I have no idea Kathy but I do know my good friend has her pipes longer than me and is always fighting tiny holes in her soap that I do not get. The PVC incasing the soap like that is also going to make any fragrance that normally heats up, get crazy hot, so having PVC molds and being super long is likely going to be impossible to get to work correctly. There is also PVC that is thinner walled, my husband made a gal some ovals out of that, and I bet they don't heat up as much as that thick walled PVC does. I only do two soaps and both are essentail oils, so I don't have much experience. But with my big molds being out of this same material, there is no way I could cover my soap, it would insulate it so much it would overheat. Vicki


----------



## nightskyfarm (Sep 7, 2009)

That means you had 36" long tubes. Mine are half that at 16" much easier to work with and pour. Some do volcano up. If I see that starting to happen, I immediately place the tube in my fridge. I have a fridge with the racks out for that purpose.


----------



## Faye Farms (Sep 14, 2009)

I have 24" ones and I cut them in half. The longer they are the more heat they produce/hold in. I think it's harder to get the soap out too. I just shortened mine so after I make a bunch more soap we will see if I made the right choice.


----------



## NubianSoaps.com (Oct 26, 2007)

Shortening and oils simply saponify, so you aren't really greasing your molds at all. Search the soap forum for the pressure valves you can screw on the ends of your molds, you can then touch an air compressor to the valve and literally shoot your soap out of your molds. It may be in the stickies under molds. Vicki


----------



## MF-Alpines (Mar 29, 2010)

The hole you are seeing actually has to do with the cooling process. I forget how it works, but when I worked for a metals company, production has a hard time producing a large round billet; they would end up with a hole in it, not always all the way through, but a large portion of the length of it. It has to do with cooling and gases escaping.


----------



## Kalne (Oct 25, 2007)

Hmmm, okay then. I think they're actually closer to 40". I'm going to have him wack 10" off and only fill up to 28.5 inches this time. That will make 25 bars each. The size isn't hard for me to work with. The bars with the hole along the edge (ended up being 3 in each batch) will sell fast in my bargain bin and possibly hook a few more customers on my shaving soap in the process. LOL


----------



## Anita Martin (Dec 26, 2007)

I only do a few pvc soaps but I had to go with shorter tubes because to unmold I put in the freezer and the longer ones won't fit in my side by side. 

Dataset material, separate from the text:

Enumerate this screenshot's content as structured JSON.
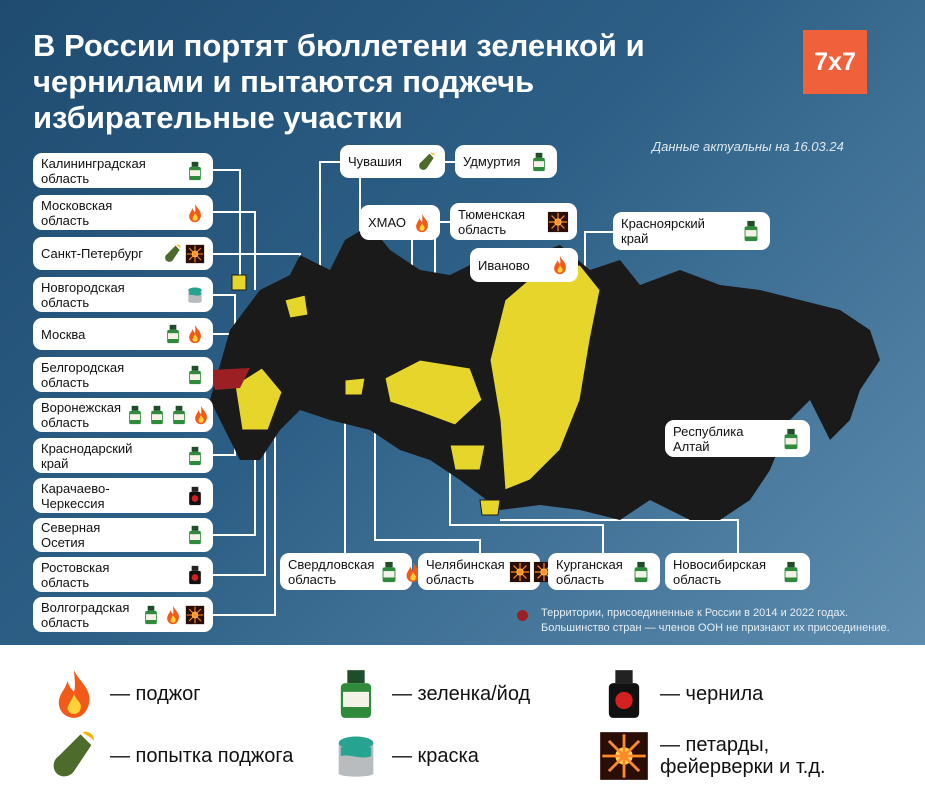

I couldn't do this if I was mass producing round soaps, but when I make my soaps in pvc I separate them and make sure they have good air flow around the whole log. I used to put them in a bucket and put ice packs in the bottom but they did not turn out very consistent like that. The tops would gel and the bottoms didn't. 

My daughter and I made a bunch of baby shower soaps in 2" pvc and none got holes and we did use fragrance rather than essential oils. If your fridge has space, you could put them in it for about 2 hours as soon as you are done pouring. I use fans now on all my soaps and set them so they have fans blowing on them until they start to cool at a couple of hours.


----------